QGIS 2 Cookbook
上QQ阅读APP看书,第一时间看更新

Joining layer data

We often get data in different formats and information spread over multiple files. Therefore, one important skill to know is how to join attribute data from different layers. Joining data is a way to combine data from multiple tables based on common values, such as IDs or categories.

This exercise shows you how to use the join functionality in Layer Properties to join geographic census tract data to tabular population data and how to save the results to a new file.

Getting ready

To follow this exercise, load the census tracts in census_wake2000.shp using Add Vector Layer (you can also drag and drop the shapefile from the file browser to QGIS) and population data in census_wake2000_pop.csv using Add Delimited Text Layer.

Tip

You can also load the .csv text file using Add Vector Layer, but this will load all data as text columns because the .csv file does not come with a .csvt file to specify data types. Instead, the Add Delimited Text Layer tool will scan the data and determine the most suitable data type for each column.

How to do it…

To join two layers, there has to be a column with values/IDs that both layers have in common. If we check the attribute tables of the two layers that we just loaded, we will see that both have the STFID field in common. So, to join the population data to the census tracts, use the following steps:

  1. Open the Layer Properties option of the census_wake2000 layer (for example, by double-clicking on the layer name in the Layers list) and go to Joins.
  2. To set up a new join action, press the green + button in the lower-left corner of the dialog.
  3. The following screenshot shows the Add vector join dialog, which allows you to configure the join by selecting Join layer, which you want to use to join the census tracts and the columns containing the common values/IDs (Join field and Target field):
    How to do it…

    Tip

    If you want to change a join, you just need to select the join definition from the list and then press the edit button with the pencil icon, which you find below the list. This will reopen the join definition dialog, and you can make your changes.

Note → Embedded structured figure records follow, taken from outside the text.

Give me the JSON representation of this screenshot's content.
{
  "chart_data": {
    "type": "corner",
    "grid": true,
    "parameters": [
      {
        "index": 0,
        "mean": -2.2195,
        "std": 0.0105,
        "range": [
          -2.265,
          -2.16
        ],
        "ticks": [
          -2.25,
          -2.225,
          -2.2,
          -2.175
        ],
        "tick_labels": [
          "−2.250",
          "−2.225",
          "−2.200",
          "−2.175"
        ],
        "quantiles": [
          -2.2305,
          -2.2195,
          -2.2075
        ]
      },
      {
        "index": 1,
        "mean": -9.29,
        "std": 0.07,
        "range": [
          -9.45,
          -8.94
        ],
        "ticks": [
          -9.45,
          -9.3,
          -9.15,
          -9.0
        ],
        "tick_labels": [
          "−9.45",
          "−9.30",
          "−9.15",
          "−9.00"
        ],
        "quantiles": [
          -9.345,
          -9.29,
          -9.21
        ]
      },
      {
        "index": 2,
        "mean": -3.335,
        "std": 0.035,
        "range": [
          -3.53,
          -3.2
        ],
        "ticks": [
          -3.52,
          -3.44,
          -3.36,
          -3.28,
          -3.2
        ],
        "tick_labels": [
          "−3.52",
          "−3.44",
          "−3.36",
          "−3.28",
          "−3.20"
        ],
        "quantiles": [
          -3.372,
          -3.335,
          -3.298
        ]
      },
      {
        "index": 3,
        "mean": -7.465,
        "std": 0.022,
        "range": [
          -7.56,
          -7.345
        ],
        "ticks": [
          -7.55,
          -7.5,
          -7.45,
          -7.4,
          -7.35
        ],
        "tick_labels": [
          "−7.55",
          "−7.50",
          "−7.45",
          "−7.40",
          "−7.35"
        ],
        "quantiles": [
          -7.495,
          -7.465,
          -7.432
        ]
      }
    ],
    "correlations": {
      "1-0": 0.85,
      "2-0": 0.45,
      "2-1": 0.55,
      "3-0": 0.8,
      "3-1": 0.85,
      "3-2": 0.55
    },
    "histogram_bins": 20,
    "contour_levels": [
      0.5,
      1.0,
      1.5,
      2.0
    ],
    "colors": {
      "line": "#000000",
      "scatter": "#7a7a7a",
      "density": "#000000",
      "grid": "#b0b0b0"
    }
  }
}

  4. When you press OK, the join definition will be added to the list of joins, as shown in the following screenshot.
  5. To verify that you set up the join correctly, close Layer Properties and open attribute table to see whether the population columns have been added and are filled with data.

How it works…

Joins can be used to join vector layers and tabular layers from many different file and database sources, including (but not limited to) Shapefiles, PostGIS, CSV, Excel sheets, and more.

When two layers are joined, the attributes of Join layer are appended to the original layer's attribute table. If you want, you can use the Choose which fields are joined option to select which of the fields from the population layer should be joined to the census tracts. Otherwise, by default, all fields will be added. The number of features in the original layer is not changed. Whenever there is a match between the values in the join and the target field, the new attribute values will be filled; otherwise, there will be NULL values in the new columns.

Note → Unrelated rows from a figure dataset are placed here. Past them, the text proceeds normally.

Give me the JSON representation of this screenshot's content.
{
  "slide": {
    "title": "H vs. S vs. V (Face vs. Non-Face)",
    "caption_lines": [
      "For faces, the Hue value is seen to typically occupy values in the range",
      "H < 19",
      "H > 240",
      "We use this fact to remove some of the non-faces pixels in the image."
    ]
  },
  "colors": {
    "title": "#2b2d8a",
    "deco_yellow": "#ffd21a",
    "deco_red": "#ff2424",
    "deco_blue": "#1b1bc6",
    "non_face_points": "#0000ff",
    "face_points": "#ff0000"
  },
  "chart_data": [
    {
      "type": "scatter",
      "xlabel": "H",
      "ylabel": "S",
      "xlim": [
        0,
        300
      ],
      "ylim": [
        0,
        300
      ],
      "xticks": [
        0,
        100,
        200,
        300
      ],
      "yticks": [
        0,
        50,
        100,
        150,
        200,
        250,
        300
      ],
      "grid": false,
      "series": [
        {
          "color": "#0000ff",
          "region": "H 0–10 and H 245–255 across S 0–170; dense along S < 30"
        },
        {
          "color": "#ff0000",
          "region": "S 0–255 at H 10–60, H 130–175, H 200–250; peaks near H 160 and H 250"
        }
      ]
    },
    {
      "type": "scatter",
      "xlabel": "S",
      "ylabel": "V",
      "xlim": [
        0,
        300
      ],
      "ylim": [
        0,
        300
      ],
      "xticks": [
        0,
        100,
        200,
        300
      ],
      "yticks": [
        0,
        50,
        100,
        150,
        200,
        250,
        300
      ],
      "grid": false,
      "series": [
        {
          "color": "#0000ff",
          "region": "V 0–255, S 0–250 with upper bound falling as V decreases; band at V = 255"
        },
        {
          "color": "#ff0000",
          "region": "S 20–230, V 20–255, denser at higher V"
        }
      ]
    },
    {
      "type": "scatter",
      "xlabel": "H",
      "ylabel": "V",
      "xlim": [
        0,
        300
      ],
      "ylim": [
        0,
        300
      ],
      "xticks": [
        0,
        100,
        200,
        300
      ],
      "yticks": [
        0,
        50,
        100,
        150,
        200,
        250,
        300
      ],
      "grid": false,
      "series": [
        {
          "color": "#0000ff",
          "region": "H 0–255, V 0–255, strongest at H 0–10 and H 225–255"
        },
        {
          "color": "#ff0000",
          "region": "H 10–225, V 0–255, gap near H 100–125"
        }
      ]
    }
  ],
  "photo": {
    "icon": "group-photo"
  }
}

By default, the names of the new columns are constructed from join layer name with underscore followed by join layer column name. For example, the STATE column of census_wake2000_pop becomes census_wake2000_pop_STATE. You can change this default behavior by enabling the Custom field name prefix option, as shown in the previous screenshot. With these settings, the STATE column becomes pop_STATE, which is considerably shorter and, thus, easier to handle.

There's more…

The join that you've created now only exists in memory. None of the original files have been altered. However, it's possible to create a new file from the joined layers. To do this, just use Save as … from the Layer menu or Context menu. You can choose between a variety of data formats, including the ESRI shapefile, Mapinfo MIF, or GML.

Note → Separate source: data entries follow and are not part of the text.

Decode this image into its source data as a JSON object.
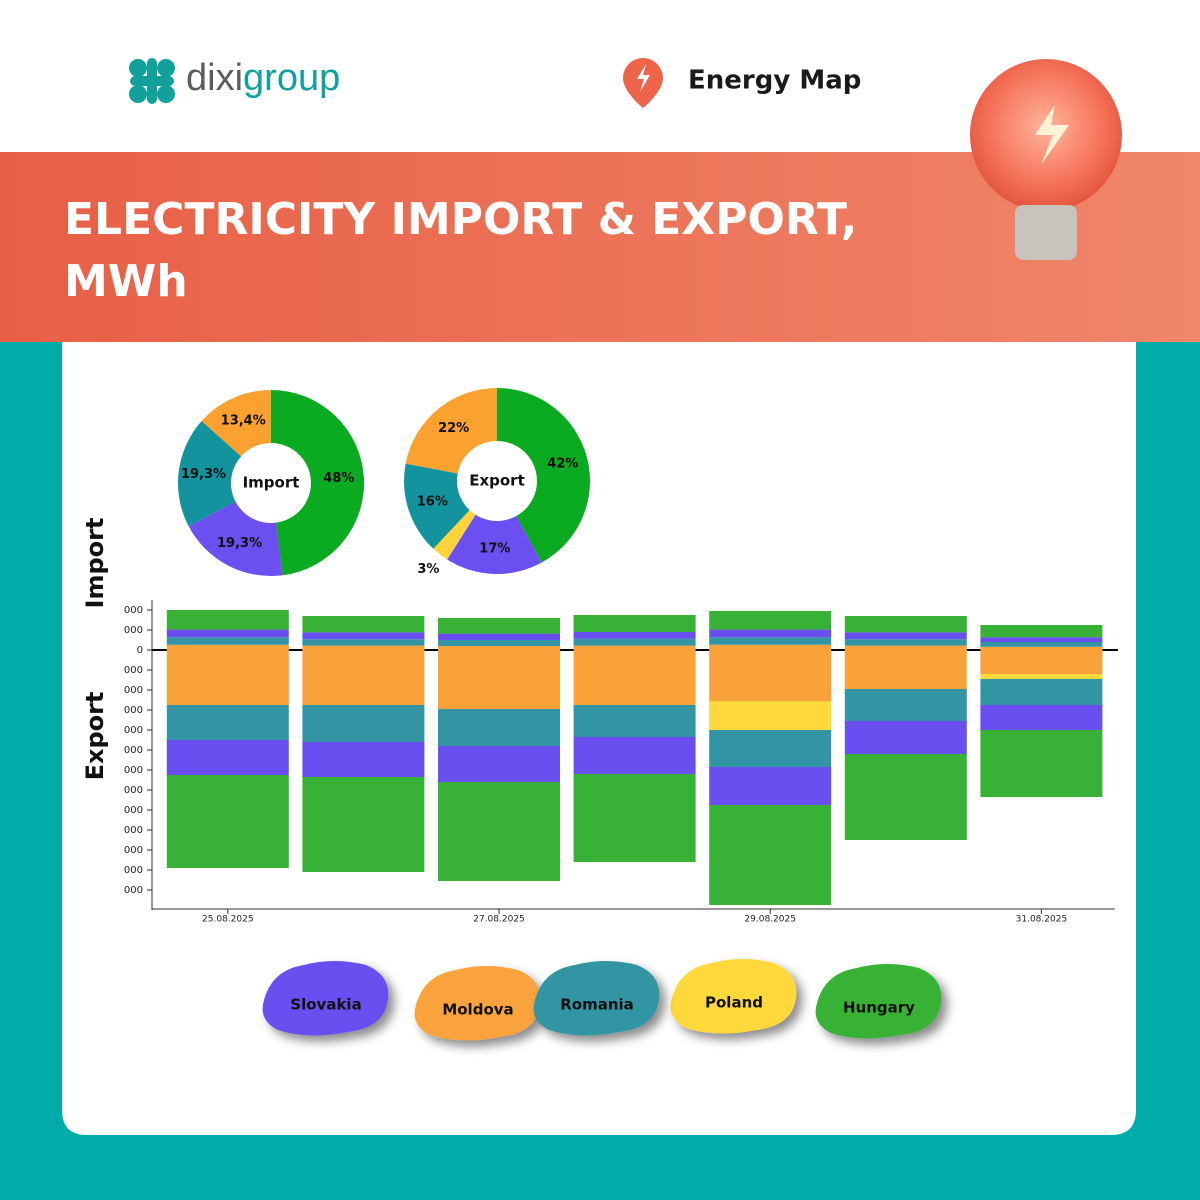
{
  "header": {
    "logo_a": "dixi",
    "logo_b": "group",
    "product": "Energy Map",
    "title_lines": [
      "ELECTRICITY IMPORT & EXPORT,",
      "MWh"
    ]
  },
  "chart_data": [
    {
      "type": "pie",
      "title": "Import",
      "values": [
        48,
        19.3,
        19.3,
        13.4
      ],
      "value_labels": [
        "48%",
        "19,3%",
        "19,3%",
        "13,4%"
      ],
      "colors": [
        "#0aab21",
        "#6b4ff0",
        "#13939e",
        "#faa12f"
      ]
    },
    {
      "type": "pie",
      "title": "Export",
      "values": [
        42,
        17,
        3,
        16,
        22
      ],
      "value_labels": [
        "42%",
        "17%",
        "3%",
        "16%",
        "22%"
      ],
      "colors": [
        "#0aab21",
        "#6b4ff0",
        "#ffd43b",
        "#13939e",
        "#faa12f"
      ]
    },
    {
      "type": "bar",
      "stacked": true,
      "import_label": "Import",
      "export_label": "Export",
      "categories": [
        "25.08.2025",
        null,
        "27.08.2025",
        null,
        "29.08.2025",
        null,
        "31.08.2025"
      ],
      "ylim": [
        -64000,
        12500
      ],
      "yticks": [
        {
          "value": 10000,
          "label": "000"
        },
        {
          "value": 5000,
          "label": "000"
        },
        0,
        {
          "value": -5000,
          "label": "000"
        },
        {
          "value": -10000,
          "label": "000"
        },
        {
          "value": -15000,
          "label": "000"
        },
        {
          "value": -20000,
          "label": "000"
        },
        {
          "value": -25000,
          "label": "000"
        },
        {
          "value": -30000,
          "label": "000"
        },
        {
          "value": -35000,
          "label": "000"
        },
        {
          "value": -40000,
          "label": "000"
        },
        {
          "value": -45000,
          "label": "000"
        },
        {
          "value": -50000,
          "label": "000"
        },
        {
          "value": -55000,
          "label": "000"
        },
        {
          "value": -60000,
          "label": "000"
        }
      ],
      "series": [
        {
          "name": "Moldova",
          "color": "#faa23a",
          "import_values": [
            1300,
            1100,
            1000,
            1100,
            1300,
            1100,
            800
          ],
          "export_values": [
            -13750,
            -13750,
            -14750,
            -13750,
            -12750,
            -9750,
            -6000
          ]
        },
        {
          "name": "Poland",
          "color": "#ffd83b",
          "import_values": [
            0,
            0,
            0,
            0,
            0,
            0,
            0
          ],
          "export_values": [
            0,
            0,
            0,
            0,
            -7250,
            0,
            -1250
          ]
        },
        {
          "name": "Romania",
          "color": "#3395a3",
          "import_values": [
            1900,
            1600,
            1500,
            1700,
            1900,
            1600,
            1200
          ],
          "export_values": [
            -8750,
            -9250,
            -9250,
            -8000,
            -9250,
            -8000,
            -6500
          ]
        },
        {
          "name": "Slovakia",
          "color": "#6a4ff0",
          "import_values": [
            1900,
            1700,
            1600,
            1700,
            1900,
            1700,
            1200
          ],
          "export_values": [
            -8750,
            -8750,
            -9000,
            -9250,
            -9500,
            -8250,
            -6250
          ]
        },
        {
          "name": "Hungary",
          "color": "#38b236",
          "import_values": [
            4900,
            4100,
            3900,
            4250,
            4650,
            4100,
            3050
          ],
          "export_values": [
            -23250,
            -23750,
            -24750,
            -22000,
            -25000,
            -21500,
            -16750
          ]
        }
      ]
    }
  ]
}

Shapefiles are a very common choice as they are still the de facto standard GIS data exchange format, but if you are familiar with GIS data formats, you will have noticed that the names of the joined columns are too long for the 10 character-name length limit of the shapefile format. QGIS ensures that all columns in the exported shapefiles have unique names even after the names have been shortened to only 10 characters. To do this, QGIS adds incrementing numbers to the end of, otherwise, duplicate column names. If you save the join from this example as a shapefile, you will see that the column names are altered to census_w_1, census_w_2, and so on. Of course, these names are less than optimal to continue working with the data. As described in How it works... in this recipe, the names for the joined columns are a combination of joined layer name and column name. Therefore, we can use the following trick if we want to create a shapefile from the join: we can shorten the layer name. Just rename the layer in the layer list. You can even have a completely empty layer name! If you change the joined layer name to an empty string, the joined column names will be _STATE, _COUNTY, and so on instead of census_wake2000_pop_STATE and census_wake2000_pop_COUNTY. In any case, it is good practice to document your data and provide a description of the attribute table columns in the metadata.

In any case, it is very likely that you will want to clean up the attribute table of the new dataset, and this is exactly what we are going to do in the next exercise.